Arriving in the White House during a financial crisis, Obama concentrated on stopping a downturn that many economists feared could turn into a depression. He pressed for an $831 billion stimulus package and an auto-industry bailout. He cut taxes for middle-class workers and backed a health-care overhaul that he said would help middle-income families by keeping medical costs down and easing access to insurance coverage.

To promote a skilled workforce, the Obama administration has stressed support for education, including aid to local schools to reduce teacher layoffs. It has emphasized infrastructure improvements to promote competitiveness and backed clean-energy technologies that could provide future jobs.

Romney says deficit spending to finance the stimulus, uncertainty generated by the health law, and tighter regulation of the financial industry have deterred businesses from hiring. He backs reductions in government spending and tax cuts, including for wealthy "job creators" to spur investment.

Nothing Obama has accomplished in office so far has stopped what Siu calls "the hollowing out of the middle."

No Overnight Fix

Just 19 percent of registered voters believe the president's policies favor the middle class, compared with 25 percent who say they benefit the rich, according to a CBS-New York Times poll conducted Feb. 8-13. Still, asked to choose which candidate would do a better job protecting the middle class, 49 percent say Obama and 39 percent Romney, according to an April 5-8 ABC News-Washington Post poll.

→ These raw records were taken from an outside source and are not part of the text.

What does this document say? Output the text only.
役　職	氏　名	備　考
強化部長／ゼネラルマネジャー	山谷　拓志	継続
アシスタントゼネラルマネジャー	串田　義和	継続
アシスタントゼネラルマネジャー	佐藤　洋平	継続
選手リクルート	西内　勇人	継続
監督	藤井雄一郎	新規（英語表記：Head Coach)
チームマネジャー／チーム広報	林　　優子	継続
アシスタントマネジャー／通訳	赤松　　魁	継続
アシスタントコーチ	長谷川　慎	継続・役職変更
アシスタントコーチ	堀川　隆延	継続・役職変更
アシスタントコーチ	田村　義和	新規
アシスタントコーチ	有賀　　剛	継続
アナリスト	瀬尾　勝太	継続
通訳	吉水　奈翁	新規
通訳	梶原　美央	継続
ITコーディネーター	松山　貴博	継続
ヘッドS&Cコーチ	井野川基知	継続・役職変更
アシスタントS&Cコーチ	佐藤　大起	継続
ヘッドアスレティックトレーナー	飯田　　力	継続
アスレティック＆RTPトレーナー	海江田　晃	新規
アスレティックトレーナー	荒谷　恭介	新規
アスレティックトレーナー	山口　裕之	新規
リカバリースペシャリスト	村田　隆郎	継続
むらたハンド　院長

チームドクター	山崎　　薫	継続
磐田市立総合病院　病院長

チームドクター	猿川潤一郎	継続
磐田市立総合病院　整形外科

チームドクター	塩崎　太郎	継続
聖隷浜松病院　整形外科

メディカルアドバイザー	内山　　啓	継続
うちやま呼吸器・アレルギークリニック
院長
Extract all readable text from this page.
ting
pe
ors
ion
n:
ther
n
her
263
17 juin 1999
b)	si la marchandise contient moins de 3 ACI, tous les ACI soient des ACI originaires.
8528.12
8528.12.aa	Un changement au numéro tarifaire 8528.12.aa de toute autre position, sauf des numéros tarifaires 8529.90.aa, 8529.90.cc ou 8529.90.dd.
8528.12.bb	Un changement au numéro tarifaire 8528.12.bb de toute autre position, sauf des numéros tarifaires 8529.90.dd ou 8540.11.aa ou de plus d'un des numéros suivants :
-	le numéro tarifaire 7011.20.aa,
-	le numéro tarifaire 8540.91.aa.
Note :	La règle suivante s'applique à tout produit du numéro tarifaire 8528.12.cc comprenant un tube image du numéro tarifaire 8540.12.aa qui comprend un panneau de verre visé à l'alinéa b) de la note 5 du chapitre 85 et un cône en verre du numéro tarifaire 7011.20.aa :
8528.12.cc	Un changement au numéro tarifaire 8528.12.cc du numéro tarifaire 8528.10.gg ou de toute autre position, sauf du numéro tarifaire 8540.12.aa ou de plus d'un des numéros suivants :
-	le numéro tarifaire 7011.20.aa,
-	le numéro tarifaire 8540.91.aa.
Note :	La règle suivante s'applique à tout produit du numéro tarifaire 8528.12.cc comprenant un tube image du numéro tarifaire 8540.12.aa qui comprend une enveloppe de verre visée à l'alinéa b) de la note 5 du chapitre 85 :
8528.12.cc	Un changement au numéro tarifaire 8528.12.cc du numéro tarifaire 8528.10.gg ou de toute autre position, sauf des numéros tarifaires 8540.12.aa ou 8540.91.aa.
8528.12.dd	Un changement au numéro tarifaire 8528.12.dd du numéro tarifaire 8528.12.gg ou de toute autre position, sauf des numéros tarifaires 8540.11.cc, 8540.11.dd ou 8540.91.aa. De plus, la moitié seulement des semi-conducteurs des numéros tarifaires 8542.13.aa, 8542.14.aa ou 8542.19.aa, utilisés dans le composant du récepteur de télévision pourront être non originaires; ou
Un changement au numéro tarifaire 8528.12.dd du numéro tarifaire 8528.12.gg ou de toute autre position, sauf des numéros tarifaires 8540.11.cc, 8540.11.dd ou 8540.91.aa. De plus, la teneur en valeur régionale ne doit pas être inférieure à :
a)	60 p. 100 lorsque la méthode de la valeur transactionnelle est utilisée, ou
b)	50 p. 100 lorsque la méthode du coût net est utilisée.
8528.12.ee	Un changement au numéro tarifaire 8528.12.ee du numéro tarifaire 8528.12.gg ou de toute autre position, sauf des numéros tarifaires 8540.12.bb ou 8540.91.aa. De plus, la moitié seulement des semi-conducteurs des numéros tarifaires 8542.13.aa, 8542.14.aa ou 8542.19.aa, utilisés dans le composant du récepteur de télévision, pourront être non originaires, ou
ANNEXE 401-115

"The economic crisis, deep recession and wage stagnation weren't created overnight and they won't be solved overnight," Amy Brundage, a White House spokeswoman, said in an e-mail. "While we are making progress and the economy is growing and creating jobs, too many middle class families are still struggling to recover from the worst financial crisis of our lifetimes caused by the reckless economic policies of the past."

Fundamental Forces

Siu and other economists attribute the phenomenon to such fundamental forces as the movement of production offshore to lower-cost countries and technological gains that have made U.S. companies more efficient. Even with 5.2 million fewer Americans employed since January 2008, the U.S. is turning out more goods and services than before the recession, one reason corporate profits hit record levels and wealthy investors prospered.

Robots are replacing factory workers. Airport kiosks are taking the place of ticket agents. Intuit Inc.'s TurboTax software performs the work of accountants.

"This is early days. We see the next 10 years as being more disruptive than the last 10," said Erik Brynjolfsson, director of the MIT Center for Digital Business and co-author of the book "Race Against the Machine." He cites developments in artificial-intelligence technologies such as those in Google Inc.'s experimental self-driving car, International Business Machine Corp.'s Jeopardy-playing Watson computer, and Apple Inc.'s Siri voice-recognition software.